In March 2012, the court found that the defendant company had breached its aircraft maintenance contract with the claimant (the contract) and was liable in principle for damages (see [2012] All ER (D) 218 (Mar)). In the light of the defendant’s breach, the claimant had to pay a third party (JAT) to do some checks. It had done the remainder itself at a hangar (the hangar), including heavier maintenance services (C-checks) and had deployed some of its permanent staff to the hangar, replacing them with contractors. The parties were unable to agree the quantum of damage.

The issues for determination were, inter alia: (i) how many aircraft the claimant would have asked the defendant to service under the contract; (ii) whether the claimant could recover damages for the costs of the hangar for the specific purpose of the C-checks and the salaries of its redeployed permanent staff; (iii) whether the claimant had appropriately deducted amounts attributable to the costs of materials; (iv) whether it was fair to assume that the checks undertaken by the defendant and JAT would have taken the same man hours and the materials cost the same so that both amounts could be omitted from the calculation of damages; and (v) whether the claimant had financially benefited from reduced maintenance periods at the hangar.

The court ruled: (1) In the season 2007/2008, the claimant would have required the defendant to service five aircraft, in 2008/2009, the defendant would have serviced eight aircraft and six in 2009/2010 (see [21] of the judgment).

(2) The claimant could recover something for costs of the hangar because all the further C-check work resulting from the termination of the contract could not have been accommodated without cost in the existing space. Further, where there had been a particular need to use a proportion of permanent staff who were directly replaced by contract staff in their usual locations, that item ought to be part of the damages recovered by the claimant (see [28], [32] of the judgment).

(3) It was appropriate for the claimant to deduct the cost of materials but, in the ordinary way, the court would expect it to produce evidence of what that had actually been.
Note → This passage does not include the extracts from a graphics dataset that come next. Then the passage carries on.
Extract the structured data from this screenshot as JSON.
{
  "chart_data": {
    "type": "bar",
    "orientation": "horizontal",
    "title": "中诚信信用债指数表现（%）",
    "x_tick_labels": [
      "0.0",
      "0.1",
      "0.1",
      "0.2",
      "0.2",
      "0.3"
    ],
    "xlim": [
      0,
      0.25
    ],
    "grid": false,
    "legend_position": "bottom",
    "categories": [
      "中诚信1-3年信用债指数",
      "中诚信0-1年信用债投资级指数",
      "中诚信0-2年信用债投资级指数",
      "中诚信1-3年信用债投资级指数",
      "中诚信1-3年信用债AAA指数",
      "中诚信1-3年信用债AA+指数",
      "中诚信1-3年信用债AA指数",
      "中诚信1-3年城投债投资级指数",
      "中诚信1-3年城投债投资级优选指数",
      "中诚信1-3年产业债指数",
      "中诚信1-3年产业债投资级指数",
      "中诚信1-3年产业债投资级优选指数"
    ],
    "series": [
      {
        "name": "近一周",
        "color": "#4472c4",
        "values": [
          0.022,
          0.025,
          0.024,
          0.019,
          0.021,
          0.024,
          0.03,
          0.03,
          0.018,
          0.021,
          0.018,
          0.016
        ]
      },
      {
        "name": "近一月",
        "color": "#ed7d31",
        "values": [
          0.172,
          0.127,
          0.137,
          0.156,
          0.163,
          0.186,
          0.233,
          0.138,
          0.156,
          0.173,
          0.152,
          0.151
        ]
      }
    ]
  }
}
The claimant’s approach seemed to be flawed and the relevant deduction would be the best estimate of the actual cost of the materials (see [41] of the judgment).

(4) It would be fair to assume that the aircraft checks that had been undertaken by the defendant would have taken on average the same man hours for further work as JAT had in fact taken and that the defendant would have charged the same for materials used in the further work as JAT (see [42]-[44] of the judgment).

(5) In the absence of developed evidence on the point, an adjustment for the reduced maintenance periods would not be made, particularly in circumstances where it was arguable that at least some of the further maintenance time the claimant would have incurred using the defendant might have been caused by breaches of the contract (see [50] of the judgment).

Steven Thompson and Harry Sharpe (instructed by Bird & Bird LLP) for the claimant; Bajul Shah (instructed by Clyde & Co LLP) for the defendant.